By Hannah Brockhaus
Pope Francis said Sunday he will not take part in his annual Lenten retreat with the Roman Curia in Ariccia this week due to a cold he has had for several days.
“I also ask you to remember in prayer the spiritual exercises of the Roman Curia, which will begin this evening in Ariccia,” the pope said March 1.
“Unfortunately, a cold forces me not to participate this year: I will follow the meditations from here.”
The pope announced the decision to stay at the Vatican after giving his Sunday catechesis and leading the Angelus prayer from a window of the apostolic palace.
Francis, who canceled his public audiences starting Thursday, had to pause several times to cough during the Angelus and address.
He added that he will join “spiritually” the curia and all those praying or doing the spiritual exercises at home.
The retreat begins in the evening March 1 with bishops and cardinals of the Roman Curia. It ends March 6.
Starting Feb. 27, a slight illness has kept Pope Francis close to home. He has canceled his larger audiences for three days but continued to offer his early morning Mass in Santa Marta and to keep individual meetings.
Since 2014, the five-day spiritual exercises have been held at the Casa Divin Maestro retreat house in Ariccia, which is about 16 miles south-east of Rome.
Nestled in the woods on Lake Albano, Casa Divin Maestro is just a short distance from the papal summer residence at Castel Gandolfo.
Pope Francis every year chooses someone to lead the spiritual exercises. In 2020, he selected Fr. Pietro Bovati, SJ, a Scripture scholar and secretary of the Pontifical Biblical Institute.
Bovati, 79, will preach on the “encounter between God and man” focusing on the books of Exodus, the Gospel of Matthew, and the Psalms, according to the Vatican.
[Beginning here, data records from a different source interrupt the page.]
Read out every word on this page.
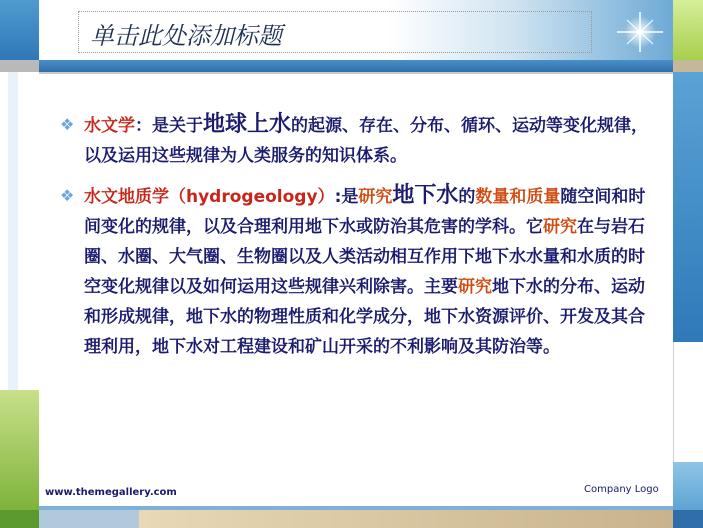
单击此处添加标题
❖ 水文学：是关于地球上水的起源、存在、分布、循环、运动等变化规律，以及运用这些规律为人类服务的知识体系。
❖ 水文地质学（hydrogeology）:是研究地下水的数量和质量随空间和时间变化的规律，以及合理利用地下水或防治其危害的学科。它研究在与岩石圈、水圈、大气圈、生物圈以及人类活动相互作用下地下水水量和水质的时空变化规律以及如何运用这些规律兴利除害。主要研究地下水的分布、运动和形成规律，地下水的物理性质和化学成分，地下水资源评价、开发及其合理利用，地下水对工程建设和矿山开采的不利影响及其防治等。
www.themegallery.com	Company Logo
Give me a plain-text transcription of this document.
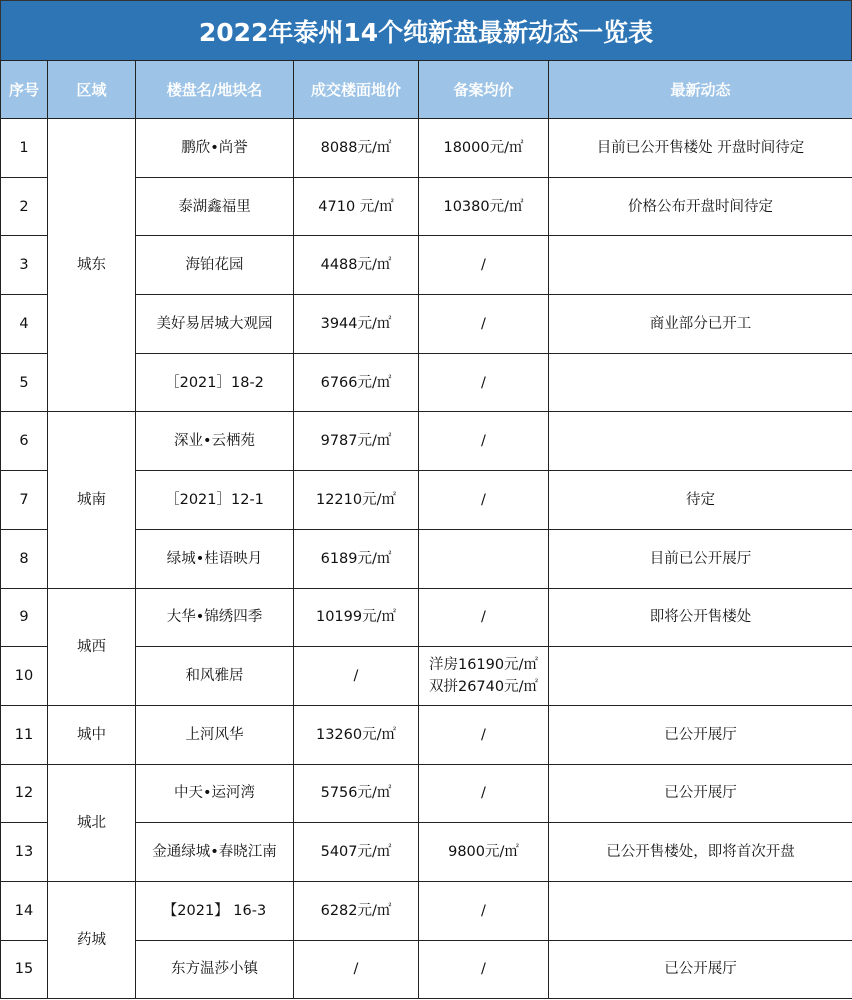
2022年泰州14个纯新盘最新动态一览表
序号	区域	楼盘名/地块名	成交楼面地价	备案均价	最新动态
1	城东	鹏欣•尚誉	8088元/㎡	18000元/㎡	目前已公开售楼处 开盘时间待定
2		泰湖鑫福里	4710 元/㎡	10380元/㎡	价格公布开盘时间待定
3		海铂花园	4488元/㎡	/	
4		美好易居城大观园	3944元/㎡	/	商业部分已开工
5		［2021］18-2	6766元/㎡	/	
6	城南	深业•云栖苑	9787元/㎡	/	
7		［2021］12-1	12210元/㎡	/	待定
8		绿城•桂语映月	6189元/㎡		目前已公开展厅
9	城西	大华•锦绣四季	10199元/㎡	/	即将公开售楼处
10		和风雅居	/	洋房16190元/㎡
双拼26740元/㎡	

11	城中	上河风华	13260元/㎡	/	已公开展厅
12	城北	中天•运河湾	5756元/㎡	/	已公开展厅
13		金通绿城•春晓江南	5407元/㎡	9800元/㎡	已公开售楼处，即将首次开盘
14	药城	【2021】 16-3	6282元/㎡	/	
15		东方温莎小镇	/	/	已公开展厅
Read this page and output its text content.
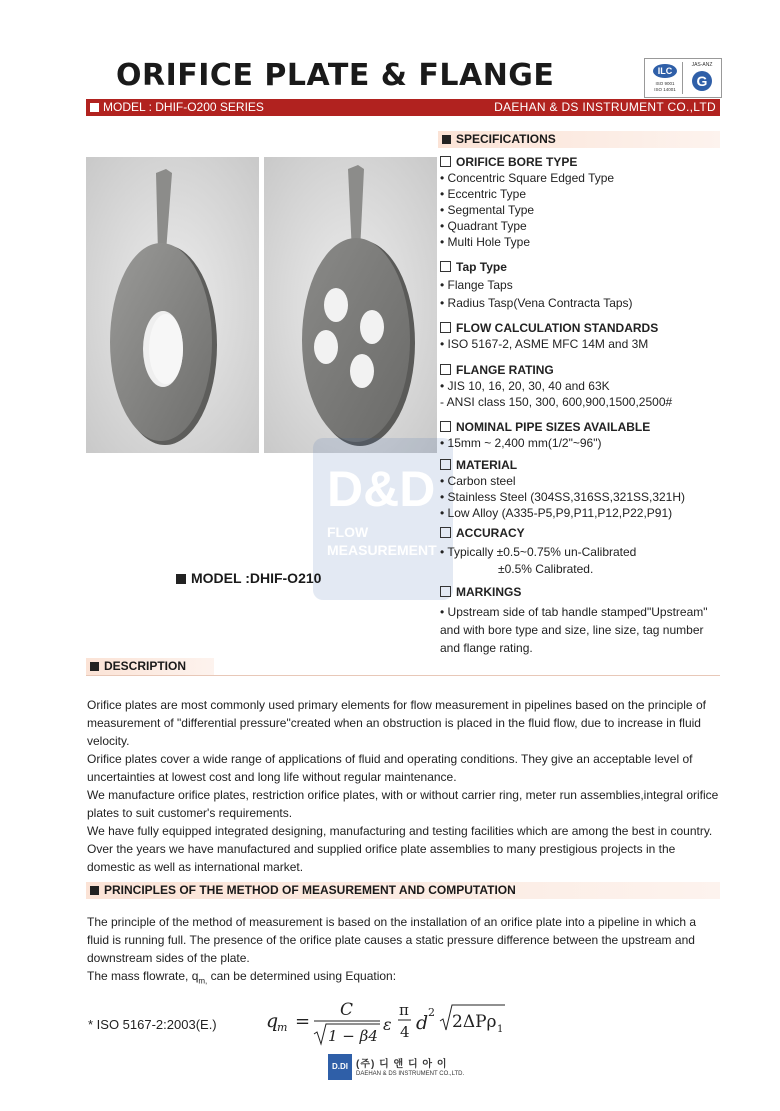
ORIFICE PLATE & FLANGE	ILC
ISO 9001
ISO 14001
JAS-ANZ
G
MODEL : DHIF-O200 SERIES	DAEHAN & DS INSTRUMENT CO.,LTD
D&D
FLOW
MEASUREMENT
MODEL :DHIF-O210
SPECIFICATIONS
ORIFICE BORE TYPE
• Concentric Square Edged Type
• Eccentric Type
• Segmental Type
• Quadrant Type
• Multi Hole Type
Tap Type
• Flange Taps
• Radius Tasp(Vena Contracta Taps)
FLOW CALCULATION STANDARDS
• ISO 5167-2, ASME MFC 14M and 3M
FLANGE RATING
• JIS 10, 16, 20, 30, 40 and 63K
- ANSI class 150, 300, 600,900,1500,2500#
NOMINAL PIPE SIZES AVAILABLE
• 15mm ~ 2,400 mm(1/2"~96")
MATERIAL
• Carbon steel
• Stainless Steel (304SS,316SS,321SS,321H)
• Low Alloy (A335-P5,P9,P11,P12,P22,P91)
ACCURACY
• Typically ±0.5~0.75% un-Calibrated
±0.5% Calibrated.
MARKINGS
• Upstream side of tab handle stamped"Upstream"
and with bore type and size, line size, tag number
and flange rating.
DESCRIPTION
Orifice plates are most commonly used primary elements for flow measurement in pipelines based on the principle of measurement of "differential pressure"created when an obstruction is placed in the fluid flow, due to increase in fluid velocity.
Orifice plates cover a wide range of applications of fluid and operating conditions. They give an acceptable level of uncertainties at lowest cost and long life without regular maintenance.
We manufacture orifice plates, restriction orifice plates, with or without carrier ring, meter run assemblies,integral orifice plates to suit customer's requirements.
We have fully equipped integrated designing, manufacturing and testing facilities which are among the best in country. Over the years we have manufactured and supplied orifice plate assemblies to many prestigious projects in the domestic as well as international market.
PRINCIPLES OF THE METHOD OF MEASUREMENT AND COMPUTATION
The principle of the method of measurement is based on the installation of an orifice plate into a pipeline in which a fluid is running full. The presence of the orifice plate causes a static pressure difference between the upstream and downstream sides of the plate.
The mass flowrate, $q_{m,}$ can be determined using Equation:
* ISO 5167-2:2003(E.)	q
m =
C
1 − β4
ε
π
4 d 2 2ΔPρ 1
D.DI (주) 디 앤 디 아 이
DAEHAN & DS INSTRUMENT CO.,LTD.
The practice of the pope going on retreat with the heads of Vatican dicasteries each Lent began around 90 years ago under Pope Pius XI. The spiritual exercises were held in the Vatican, but beginning in Lent 2014, Pope Francis chose to hold the retreat outside of Rome.
According to the Pauline priest who runs the retreat center, a typical day during the retreat begins with Mass then breakfast.
The bishops and cardinals then listen to the first meditation in the chapel. The second meditation is heard after lunch, Fr. Olinto Crespi told CNA in 2017. Other time is devoted to prayer. The retreat house has internet, so dicastery heads who need to answer emails or do some work during the week may do so.